Poem-A-Day April 18: never a brain

Hello Friends,
“My Heart Was Found in the Streets of Jerusalem” appears in poet Zeeshan Khan Pathan’s 2020 collection The Minister of Disturbances. This poem is written in couplets, or groups of two lines each, but due to screen size may appear to wrap onto additional lines.
Enjoy.
Ællen



My Heart Was Found in the Streets of Jerusalem

My heart was found in the streets of Jerusalem —
in the milk bowl of an alley cat.

Lost between two lines of the same
poem written in the time of the Romanovs.

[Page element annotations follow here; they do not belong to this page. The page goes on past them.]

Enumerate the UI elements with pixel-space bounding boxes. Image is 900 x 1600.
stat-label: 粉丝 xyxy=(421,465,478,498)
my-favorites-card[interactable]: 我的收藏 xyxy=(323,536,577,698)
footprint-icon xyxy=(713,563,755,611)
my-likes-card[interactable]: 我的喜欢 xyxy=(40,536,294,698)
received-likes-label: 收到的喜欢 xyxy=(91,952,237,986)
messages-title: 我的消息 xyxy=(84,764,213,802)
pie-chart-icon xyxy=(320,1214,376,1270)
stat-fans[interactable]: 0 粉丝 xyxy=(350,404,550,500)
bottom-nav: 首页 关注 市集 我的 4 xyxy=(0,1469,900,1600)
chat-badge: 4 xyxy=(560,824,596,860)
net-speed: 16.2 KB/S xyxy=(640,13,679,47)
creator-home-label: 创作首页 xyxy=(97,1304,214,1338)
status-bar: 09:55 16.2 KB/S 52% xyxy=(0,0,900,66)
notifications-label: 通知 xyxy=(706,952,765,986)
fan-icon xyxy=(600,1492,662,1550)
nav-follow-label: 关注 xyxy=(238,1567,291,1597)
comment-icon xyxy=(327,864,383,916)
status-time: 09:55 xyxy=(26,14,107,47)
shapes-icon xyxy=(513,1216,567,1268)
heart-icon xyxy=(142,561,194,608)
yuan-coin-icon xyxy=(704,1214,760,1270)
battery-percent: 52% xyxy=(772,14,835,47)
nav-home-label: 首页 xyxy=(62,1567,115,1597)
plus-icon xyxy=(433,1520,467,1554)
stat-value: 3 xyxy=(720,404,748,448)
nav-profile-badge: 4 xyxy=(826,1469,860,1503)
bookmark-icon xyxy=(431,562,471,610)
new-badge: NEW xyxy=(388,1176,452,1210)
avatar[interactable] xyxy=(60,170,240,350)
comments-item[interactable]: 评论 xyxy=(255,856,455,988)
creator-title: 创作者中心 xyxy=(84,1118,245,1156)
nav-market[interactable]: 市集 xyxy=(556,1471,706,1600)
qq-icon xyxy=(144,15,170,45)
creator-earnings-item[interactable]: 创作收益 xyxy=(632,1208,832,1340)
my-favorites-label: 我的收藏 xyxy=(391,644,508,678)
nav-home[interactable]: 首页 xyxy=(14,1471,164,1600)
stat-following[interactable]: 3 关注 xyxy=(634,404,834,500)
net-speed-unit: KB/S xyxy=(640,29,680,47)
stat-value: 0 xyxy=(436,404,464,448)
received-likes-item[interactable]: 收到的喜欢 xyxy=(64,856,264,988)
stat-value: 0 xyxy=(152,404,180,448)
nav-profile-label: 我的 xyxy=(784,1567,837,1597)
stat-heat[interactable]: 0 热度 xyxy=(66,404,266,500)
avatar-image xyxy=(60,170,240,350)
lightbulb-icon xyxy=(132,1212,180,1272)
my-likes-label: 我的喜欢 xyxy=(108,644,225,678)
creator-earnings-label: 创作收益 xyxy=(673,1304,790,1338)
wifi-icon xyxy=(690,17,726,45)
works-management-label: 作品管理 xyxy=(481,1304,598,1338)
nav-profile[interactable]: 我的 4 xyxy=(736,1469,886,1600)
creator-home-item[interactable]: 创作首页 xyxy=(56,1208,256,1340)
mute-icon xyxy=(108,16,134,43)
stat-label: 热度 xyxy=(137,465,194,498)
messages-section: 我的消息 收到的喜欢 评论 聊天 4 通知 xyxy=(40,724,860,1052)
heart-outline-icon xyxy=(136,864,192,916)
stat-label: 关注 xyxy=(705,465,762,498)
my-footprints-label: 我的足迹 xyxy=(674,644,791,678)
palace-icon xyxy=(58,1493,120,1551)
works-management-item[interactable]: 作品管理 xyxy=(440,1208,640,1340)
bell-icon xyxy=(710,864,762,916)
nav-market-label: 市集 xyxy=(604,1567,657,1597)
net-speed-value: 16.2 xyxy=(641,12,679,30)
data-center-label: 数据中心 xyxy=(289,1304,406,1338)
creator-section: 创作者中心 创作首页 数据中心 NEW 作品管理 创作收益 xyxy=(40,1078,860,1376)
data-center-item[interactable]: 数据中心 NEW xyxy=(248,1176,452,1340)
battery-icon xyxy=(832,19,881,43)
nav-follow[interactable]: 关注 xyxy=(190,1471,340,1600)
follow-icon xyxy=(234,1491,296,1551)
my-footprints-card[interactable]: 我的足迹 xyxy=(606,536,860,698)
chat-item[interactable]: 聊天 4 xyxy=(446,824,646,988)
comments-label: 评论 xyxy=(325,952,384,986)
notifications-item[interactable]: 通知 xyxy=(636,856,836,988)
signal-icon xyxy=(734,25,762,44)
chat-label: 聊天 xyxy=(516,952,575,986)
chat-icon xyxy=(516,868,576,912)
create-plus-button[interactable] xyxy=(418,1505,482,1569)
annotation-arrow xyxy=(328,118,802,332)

My heart was a songbird trapped in a song
that was circular like a wheel

— like an ear cut from the furious
head of a bard. My heart was actually a tongue

and a deep register of silence.
My heart the reed flute, the ney, and the drum.

Was nowhere to be found but they
told me I was still breathing and wingless.

My heart was in fact a street to nowhere.
My heart remained unquestionably in love with you

but you didn’t pay any attention to the bleeding
of rivers or swans. My heart was once stolen

by a cherry-lipped beloved who wouldn’t return
even a photograph of our time together.

My heart utterly melancholic, a dream gift, and under a spell.
My heart was my life and my life was my heart.

My heart didn’t know any better; it was never a brain.
My heart searched for you the way a migrant searches a wasteland for water.

My heart led to the oceans but was dammed up by inscrutable sorrow.
My heart was incapable of stopping and became tangled in your hair.